We have a strategic relationship with Goldman Sachs and part of that relationship involves working with them to assess our carbon footprint across our portfolio. That was a preliminary of much of the work we’ve been doing to assess what our risks are. We found out that our carbon footprint was better than our benchmark so we were pleased with that. But we knew that there was more work for us to do. So brainstorming with Goldman we came up with the notion of creating a customised index that would put the priority on shifting capital to low carbon companies and away from those who are heavy emitters of carbon and greenhouse gases. So working with Goldman and FTSE Russell, which is our index calculator, we came up with this new index.

Where has the $2bn come from?

We are taking $2bn out of our existing equities portfolio and shifting it over to this new index as part of our passive investment strategy and our expectation would be that we are going to get at least as good or better returns, probably better returns. And because it is an index strategy it is easily scalable so we are really looking at again working with Goldman and FTSE Russell over time building out the first $2bn we’ve put to this index. From an investor perspective it really is a way to reduce our risk. We are very excited about what it will do for us and hope it will point the new direction for other institutional investors like pension funds to take some more steps.

You have created a bespoke, in-house product. Are there enough products for big institutional investors like yourself to tackle climate change risk?

That’s been one of our challenges. We have wanted to do more but it has been hard to find opportunities. Especially because we are a pension fund, and we are large, and we’ve got a perpetual investment horizon.We always have to think about active management versus passive management. In terms of public equities we’ve relied on indexes. It is also more efficient for us. We are going to manage it internally, so it’s very efficient for us. It’s a product where we can easily deploy a significant amount of capital, get the benefit from doing so, and know there is a greater good attached to it, and it’s a smart way of investing.

What is also going to help us is the continued engagement in terms of corporate governance with the companies.
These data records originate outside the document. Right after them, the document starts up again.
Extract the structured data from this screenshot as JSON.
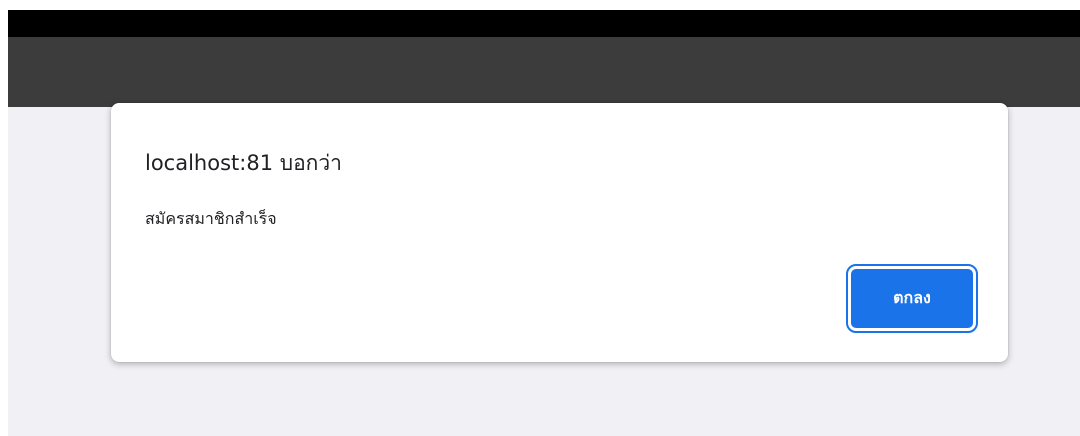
{
  "dialog": {
    "title": "localhost:81 บอกว่า",
    "message": "สมัครสมาชิกสำเร็จ",
    "ok_label": "ตกลง"
  },
  "colors": {
    "top_strip": "#000000",
    "toolbar": "#3c3c3c",
    "page_background": "#f1f1f5",
    "dialog_background": "#ffffff",
    "button_accent": "#1a73e8"
  }
}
So when we see companies in the portfolio lagging in terms of dealing with emissions issue we can really target then a little more closely and carefully. We are really keeping it very broad in terms of what we are including, for example pure play coal. We are going to mirror the index fund of Russell. It will no doubt change, and there has been a lot of response on corporate engagement. So no doubt we will be reporting those who are responsive to our engagement and get the message across that dollars will flow more to companies that deal with the issue of his we move to a low carbon economy, or low carbon investments. So we think it has many possibilities for some very positive outcomes.
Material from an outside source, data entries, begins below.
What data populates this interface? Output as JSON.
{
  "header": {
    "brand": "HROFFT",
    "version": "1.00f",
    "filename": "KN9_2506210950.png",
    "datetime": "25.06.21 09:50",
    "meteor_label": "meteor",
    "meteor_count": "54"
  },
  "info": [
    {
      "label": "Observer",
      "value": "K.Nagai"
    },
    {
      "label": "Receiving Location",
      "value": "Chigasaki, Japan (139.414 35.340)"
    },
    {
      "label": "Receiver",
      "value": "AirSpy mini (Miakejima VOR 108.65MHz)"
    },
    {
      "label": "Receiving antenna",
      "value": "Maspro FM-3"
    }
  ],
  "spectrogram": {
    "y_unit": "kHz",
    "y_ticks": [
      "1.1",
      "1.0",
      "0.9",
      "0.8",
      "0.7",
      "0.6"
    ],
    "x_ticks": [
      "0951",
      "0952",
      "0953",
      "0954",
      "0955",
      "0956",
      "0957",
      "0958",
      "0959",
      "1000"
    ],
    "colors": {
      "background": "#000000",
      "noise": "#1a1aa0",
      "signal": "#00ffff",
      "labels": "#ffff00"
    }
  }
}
How has the vibe been at COP21?

COP21 has been a very positive vibe. I think there is certainly a sense that those who are hammering out the details of the agreement are focused on getting an agreement. Obviously they are not there yet and certainly from the perspective that we have as investors having there be a global commitment to resolve this issue will send a very strong signal that the steps we are taking and others are taking is very much in line with what is a collective vision from the world community. And ultimately I think it goes back to market-based solutions in terms of where you put your investment dollars and having a market can move this agenda. I think the agreement needs to come up with a statement that has s collective level of support that will be a very important and very strong signal. And I am confident it is going to happen. A briefing this morning with Christiana Figueres and Al Gore was positive. We are not there yet, but it is going to happen you have 150 heads of state kicking it off. There is a combined desire to see a positive and strong statement come out of this.

The New York State Common Retirement Fund is the target of a piece of divestment legislation that would require it to divest all fossil fuels by 2020. Can you comment on this?

We are investors so we take the perspective that being investors in the market and moving the market in a positive direction is the smart strategy, and I think from the perspective of wanting to continue to meet our obligations to our retirees, or taxpayers who help support the retirement fund, having a smart index is the more effective way to create the sort of change, and get the returns that we want.